= Earl Montgomery (actor) =

Earl Montgomery (April 17, 1921 – March 4, 1987) was an American character actor of stage and screen. He should not be confused with the film director, writer and comedian Earl Montgomery (1894–1966).

==Life and career==
A native of Memphis, Tennessee, Montgomery was educated at Harvard University where he graduated in 1943. He made his Broadway debut in 1947 at Maxine Elliott's Theatre as the Duke of Florence in Bertolt Brecht's Galileo. He had a prolific career on the New York stage through 1973. In 1959 he was a founding member of the Association of Producing Artists.

Some of Montgomery's other Broadway credits included Roger Doremus in Summer and Smoke (1948), Syringe & Bull in The Relapse (1950), Boyet in Love's Labour's Lost (1953), Salarino in The Merchant of Venice (1953), Rochus Lieberman, S.J. in The Strong Are Lonely (1953), Police Inspector Mourel in The Heavenly Twins (1955), Chaplain de Stogumber in Saint Joan (1956), Oudatte in Look After Lulu! (1959), Gilbert Folliot in Becket (1960), Solomon and the Doctor in Everybody Loves Opal (1961), Pothinus in Her First Roman (1968), and Father Ambrose in The Waltz of the Toreadors (1973) among others.

Montgomery portrayed drama critic Alexander Woollcott in the 1963 film Act One.
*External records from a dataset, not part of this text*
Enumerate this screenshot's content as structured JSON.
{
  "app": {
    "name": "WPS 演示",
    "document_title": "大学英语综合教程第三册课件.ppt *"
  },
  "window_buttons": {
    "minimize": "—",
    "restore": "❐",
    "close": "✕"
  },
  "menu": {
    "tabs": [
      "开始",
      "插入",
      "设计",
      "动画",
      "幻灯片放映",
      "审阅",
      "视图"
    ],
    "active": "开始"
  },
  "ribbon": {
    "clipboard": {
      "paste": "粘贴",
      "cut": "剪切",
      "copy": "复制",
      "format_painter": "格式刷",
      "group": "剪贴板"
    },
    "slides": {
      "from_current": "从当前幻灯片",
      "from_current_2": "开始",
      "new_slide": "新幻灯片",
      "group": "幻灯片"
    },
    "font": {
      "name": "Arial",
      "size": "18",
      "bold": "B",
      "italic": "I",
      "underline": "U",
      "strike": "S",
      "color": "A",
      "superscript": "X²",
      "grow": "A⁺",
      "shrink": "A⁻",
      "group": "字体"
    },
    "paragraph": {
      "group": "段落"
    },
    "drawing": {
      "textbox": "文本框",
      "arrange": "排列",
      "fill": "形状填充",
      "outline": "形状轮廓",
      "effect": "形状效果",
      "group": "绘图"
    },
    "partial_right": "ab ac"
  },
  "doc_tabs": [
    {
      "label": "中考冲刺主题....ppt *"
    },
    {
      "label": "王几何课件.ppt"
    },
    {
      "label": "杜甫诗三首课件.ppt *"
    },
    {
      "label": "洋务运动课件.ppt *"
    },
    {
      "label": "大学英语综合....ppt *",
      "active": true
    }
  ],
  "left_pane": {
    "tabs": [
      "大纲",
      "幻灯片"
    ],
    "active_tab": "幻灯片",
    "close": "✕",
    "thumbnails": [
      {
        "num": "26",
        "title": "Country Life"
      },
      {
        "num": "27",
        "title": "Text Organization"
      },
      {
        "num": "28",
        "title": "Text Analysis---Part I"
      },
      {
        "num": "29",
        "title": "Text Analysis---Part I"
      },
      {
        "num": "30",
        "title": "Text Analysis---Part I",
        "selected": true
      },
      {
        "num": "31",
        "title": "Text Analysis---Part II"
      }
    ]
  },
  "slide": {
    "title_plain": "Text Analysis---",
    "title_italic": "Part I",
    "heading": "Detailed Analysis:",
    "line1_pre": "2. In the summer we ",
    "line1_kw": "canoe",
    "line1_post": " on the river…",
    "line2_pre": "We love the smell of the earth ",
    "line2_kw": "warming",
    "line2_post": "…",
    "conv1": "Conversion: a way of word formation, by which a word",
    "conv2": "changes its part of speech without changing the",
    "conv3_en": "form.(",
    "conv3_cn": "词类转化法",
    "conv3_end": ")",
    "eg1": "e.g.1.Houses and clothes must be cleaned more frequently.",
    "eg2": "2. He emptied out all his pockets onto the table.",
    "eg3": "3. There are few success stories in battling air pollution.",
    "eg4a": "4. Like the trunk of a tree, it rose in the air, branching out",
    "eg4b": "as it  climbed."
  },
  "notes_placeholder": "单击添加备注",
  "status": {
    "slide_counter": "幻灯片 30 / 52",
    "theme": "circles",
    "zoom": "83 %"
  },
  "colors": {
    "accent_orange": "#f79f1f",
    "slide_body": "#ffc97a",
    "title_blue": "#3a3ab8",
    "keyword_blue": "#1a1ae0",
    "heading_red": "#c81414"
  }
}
His other film roles included Russell Langley in F.I.S.T. (1978), a board member in Heaven Can Wait (1978), an employment manager in Rocky II (1979), the judge in Seed of Innocence (1980), the father in Superstition (1982), the conductor in Young Lust (1984), and Professor Collins in Stitches (1985).

Montgomery began his screen career on the soap opera Love of Life as Marty; a role he portrayed for two years in 1952-1953. He performed the part of Uriah Heep in a television adaptation of David Copperfield for the anthology series Robert Montgomery Presents in 1954. That same year he appeared in a televised version of The Apollo of Bellac on the Omnibus program, and performed in a televised version of Emlyn Williams's play Spring, 1600 on the anthology program Pond's Theater.

Television guest appearances by Montgomery included performances on Colonel Humphrey Flack (1954), The United States Steel Hour (1954), The Defenders (1963), The Happeners (1967), Mary Hartman, Mary Hartman (1977), Charlie's Angels (1977), What's Happening!! (1977), Forever Fernwood (1977), The Love Boat (1978), Carter Country (1978), The Ted Knight Show (1978), Eight Is Enough (1979), Kaz (1979), Hart to Hart (1980), Enos (1981), Dallas (1982), The Jeffersons (1982), The Dukes of Hazzard (1982), and Highway to Heaven (1985). He also performed roles in several television films; including Soldier in Love (1967, as Winston Churchill), Undercover with the KKK (1979, as Dr. Sheffield), Valentine Magic on Love Island (1980, as the Bishop), Thornwell (1981, as Peckham) and The Day the Bubble Burst (1982, as George Whitney).

He died of cancer at Cedars-Sinai Medical Center in Los Angeles, California on March 4, 1987.